There many reasons that I want my students to understand simple gas laws. Look how so many new divers dive. They get certified in 30 ft of water and promptly take a trip to Cozumel where they're going to do between 3 and 5 dives a day with some being to depths of 100+ feet. There's also a good chance they'll just follow and rely on a DM for their decompression planning. The DM is likely following a computer and maybe barely keeping in the "green" whatever "green is suposed to mean. LOL These divers have as much or more need to understand some basic decompression theory and the advantages of nitrox than any one else in diving.

Any one here know what the average ascent rate is for an OW diver ascending from their safety stop to the syrface?

Classes may arguably prepare a new diver to survive a shallow dive where there isn't anything to damage but those aren't the kinds of dives they're going to do.

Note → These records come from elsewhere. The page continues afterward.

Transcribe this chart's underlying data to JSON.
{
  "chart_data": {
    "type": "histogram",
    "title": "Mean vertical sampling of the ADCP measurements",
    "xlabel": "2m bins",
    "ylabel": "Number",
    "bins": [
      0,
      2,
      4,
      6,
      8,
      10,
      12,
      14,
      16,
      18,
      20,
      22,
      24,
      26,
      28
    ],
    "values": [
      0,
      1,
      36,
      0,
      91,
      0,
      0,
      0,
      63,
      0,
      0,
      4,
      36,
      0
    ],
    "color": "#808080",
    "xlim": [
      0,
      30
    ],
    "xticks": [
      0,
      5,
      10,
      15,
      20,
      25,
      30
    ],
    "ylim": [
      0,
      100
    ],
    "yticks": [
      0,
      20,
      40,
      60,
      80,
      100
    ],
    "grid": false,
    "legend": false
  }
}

IMO, at least part of the reason these divers aren't very good in the water (the other is just a lack or practice in training) is because they don't understand the mechanics of it or the implications. This sets them up to just go out and gain experience practicing doing things poorly which gets them no place at all.
 
Wendigo:
We create some of the safest and most knowledgable new divers in the world. NAUI is the only other agency that is comparable, in my opinion.

BSAC, CMAS will give you a run for your money too since you mentioned the world - I guess there might be other agencies (is GUE an agency?) too come to think of it. :)
 
MikeFerrara:
Jumping ahead from the argument of what needs to be included in an OW class to enable some one to survive a 60 ft dive...

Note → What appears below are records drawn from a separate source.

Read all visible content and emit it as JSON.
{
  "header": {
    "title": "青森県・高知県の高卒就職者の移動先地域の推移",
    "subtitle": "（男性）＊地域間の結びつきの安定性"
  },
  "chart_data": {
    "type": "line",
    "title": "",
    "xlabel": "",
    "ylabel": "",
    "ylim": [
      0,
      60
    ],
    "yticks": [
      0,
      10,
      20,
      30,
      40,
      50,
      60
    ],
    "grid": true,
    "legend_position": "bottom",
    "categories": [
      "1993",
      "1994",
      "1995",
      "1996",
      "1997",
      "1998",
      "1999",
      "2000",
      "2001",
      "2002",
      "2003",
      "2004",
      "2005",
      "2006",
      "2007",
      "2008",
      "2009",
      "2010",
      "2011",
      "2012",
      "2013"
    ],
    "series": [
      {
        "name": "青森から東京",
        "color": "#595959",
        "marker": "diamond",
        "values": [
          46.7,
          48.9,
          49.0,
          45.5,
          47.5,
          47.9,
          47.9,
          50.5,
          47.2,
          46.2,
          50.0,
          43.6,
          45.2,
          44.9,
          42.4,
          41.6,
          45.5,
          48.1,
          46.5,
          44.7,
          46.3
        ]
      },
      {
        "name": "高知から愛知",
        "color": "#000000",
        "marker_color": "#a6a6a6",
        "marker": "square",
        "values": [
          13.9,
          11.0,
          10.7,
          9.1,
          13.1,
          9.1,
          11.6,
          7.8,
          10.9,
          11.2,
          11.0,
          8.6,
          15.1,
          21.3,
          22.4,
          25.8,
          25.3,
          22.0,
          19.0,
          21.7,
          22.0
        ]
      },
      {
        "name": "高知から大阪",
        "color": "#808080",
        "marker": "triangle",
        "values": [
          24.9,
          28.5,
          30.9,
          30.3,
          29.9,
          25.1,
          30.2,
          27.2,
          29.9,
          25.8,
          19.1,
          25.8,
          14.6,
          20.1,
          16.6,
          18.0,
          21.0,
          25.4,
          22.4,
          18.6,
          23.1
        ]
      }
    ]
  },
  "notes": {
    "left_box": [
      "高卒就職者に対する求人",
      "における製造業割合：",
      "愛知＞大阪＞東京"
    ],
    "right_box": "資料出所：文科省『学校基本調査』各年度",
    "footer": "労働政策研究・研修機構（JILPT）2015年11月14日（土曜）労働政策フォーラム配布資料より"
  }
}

There many reasons that I want my students to understand simple gas laws. Look how so many new divers dive. They get certified in 30 ft of water and promptly take a trip to Cozumel where they're going to do between 3 and 5 dives a day with some being to depths of 100+ feet. There's also a good chance they'll just follow and rely on a DM for their decompression planning. The DM is likely following a computer and maybe barely keeping in the "green" whatever "green is suposed to mean. LOL These divers have as much or more need to understand some basic decompression theory and the advantages of nitrox than any one else in diving.

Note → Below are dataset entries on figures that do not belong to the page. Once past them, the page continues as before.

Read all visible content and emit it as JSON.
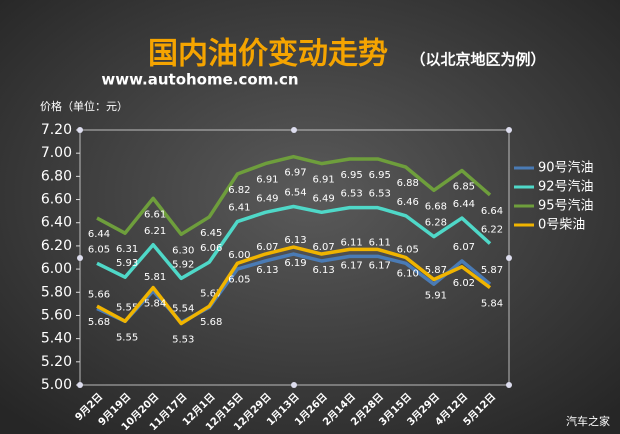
{
  "header": {
    "title": "国内油价变动走势",
    "subtitle": "（以北京地区为例）",
    "url": "www.autohome.com.cn",
    "watermark": "汽车之家"
  },
  "chart_data": {
    "type": "line",
    "y_label": "价格（单位：元）",
    "categories": [
      "9月2日",
      "9月19日",
      "10月20日",
      "11月17日",
      "12月1日",
      "12月15日",
      "12月29日",
      "1月13日",
      "1月26日",
      "2月14日",
      "2月28日",
      "3月15日",
      "3月29日",
      "4月12日",
      "5月12日"
    ],
    "series": [
      {
        "name": "90号汽油",
        "color": "#4a7bb5",
        "values": [
          5.66,
          5.55,
          5.81,
          5.54,
          5.67,
          6.0,
          6.07,
          6.13,
          6.07,
          6.11,
          6.11,
          6.05,
          5.87,
          6.07,
          5.87
        ],
        "value_labels": [
          "5.66",
          "5.55",
          "5.81",
          "5.54",
          "5.67",
          "6.00",
          "6.07",
          "6.13",
          "6.07",
          "6.11",
          "6.11",
          "6.05",
          "5.87",
          "6.07",
          "5.87"
        ]
      },
      {
        "name": "92号汽油",
        "color": "#4fd8c8",
        "values": [
          6.05,
          5.93,
          6.21,
          5.92,
          6.06,
          6.41,
          6.49,
          6.54,
          6.49,
          6.53,
          6.53,
          6.46,
          6.28,
          6.44,
          6.22
        ],
        "value_labels": [
          "6.05",
          "5.93",
          "6.21",
          "5.92",
          "6.06",
          "6.41",
          "6.49",
          "6.54",
          "6.49",
          "6.53",
          "6.53",
          "6.46",
          "6.28",
          "6.44",
          "6.22"
        ]
      },
      {
        "name": "95号汽油",
        "color": "#6e9e3c",
        "values": [
          6.44,
          6.31,
          6.61,
          6.3,
          6.45,
          6.82,
          6.91,
          6.97,
          6.91,
          6.95,
          6.95,
          6.88,
          6.68,
          6.85,
          6.64
        ],
        "value_labels": [
          "6.44",
          "6.31",
          "6.61",
          "6.30",
          "6.45",
          "6.82",
          "6.91",
          "6.97",
          "6.91",
          "6.95",
          "6.95",
          "6.88",
          "6.68",
          "6.85",
          "6.64"
        ]
      },
      {
        "name": "0号柴油",
        "color": "#f0b400",
        "values": [
          5.68,
          5.55,
          5.84,
          5.53,
          5.68,
          6.05,
          6.13,
          6.19,
          6.13,
          6.17,
          6.17,
          6.1,
          5.91,
          6.02,
          5.84
        ],
        "value_labels": [
          "5.68",
          "5.55",
          "5.84",
          "5.53",
          "5.68",
          "6.05",
          "6.13",
          "6.19",
          "6.13",
          "6.17",
          "6.17",
          "6.10",
          "5.91",
          "6.02",
          "5.84"
        ]
      }
    ],
    "ylim": [
      5.0,
      7.2
    ],
    "yticks": [
      {
        "value": 5.0,
        "label": "5.00"
      },
      {
        "value": 5.2,
        "label": "5.20"
      },
      {
        "value": 5.4,
        "label": "5.40"
      },
      {
        "value": 5.6,
        "label": "5.60"
      },
      {
        "value": 5.8,
        "label": "5.80"
      },
      {
        "value": 6.0,
        "label": "6.00"
      },
      {
        "value": 6.2,
        "label": "6.20"
      },
      {
        "value": 6.4,
        "label": "6.40"
      },
      {
        "value": 6.6,
        "label": "6.60"
      },
      {
        "value": 6.8,
        "label": "6.80"
      },
      {
        "value": 7.0,
        "label": "7.00"
      },
      {
        "value": 7.2,
        "label": "7.20"
      }
    ],
    "legend": "right"
  }
}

Any one here know what the average ascent rate is for an OW diver ascending from their safety stop to the syrface?

Classes may arguably prepare a new diver to survive a shallow dive where there isn't anything to damage but those aren't the kinds of dives they're going to do.

IMO, at least part of the reason these divers aren't very good in the water (the other is just a lack or practice in training) is because they don't understand the mechanics of it or the implications. This sets them up to just go out and gain experience practicing doing things poorly which gets them no place at all.


Hey Mike,
Pretty scary....This is exactly what I just did! Well not exactly, but after my cert dives I booked a trip to Cayman. I did consider shallower diving in the Keys but thought I would have a better chance of good diving in GC weather wise. So I went from 30ffw dives to 100fsw+ dives. I bought a computer and was GLAD I did, especially given the multiprofile dives we were doing. I saw and learned from some fantastic divers out there but I also saw a few scary divers. Like you said, basically following DM's profile but none of their own, VERY fast ascents from 100fsw dives, poor buddy skills etc. Maybe this is why I hear a good majority of accidents occur with new divers with only say 20 - 50 dives or so? And yes, I got the Nitrox cert. BIG plus! Almost everyone on that trip was diving Nitrox by the way.
Anyway, keep doing what you're doing!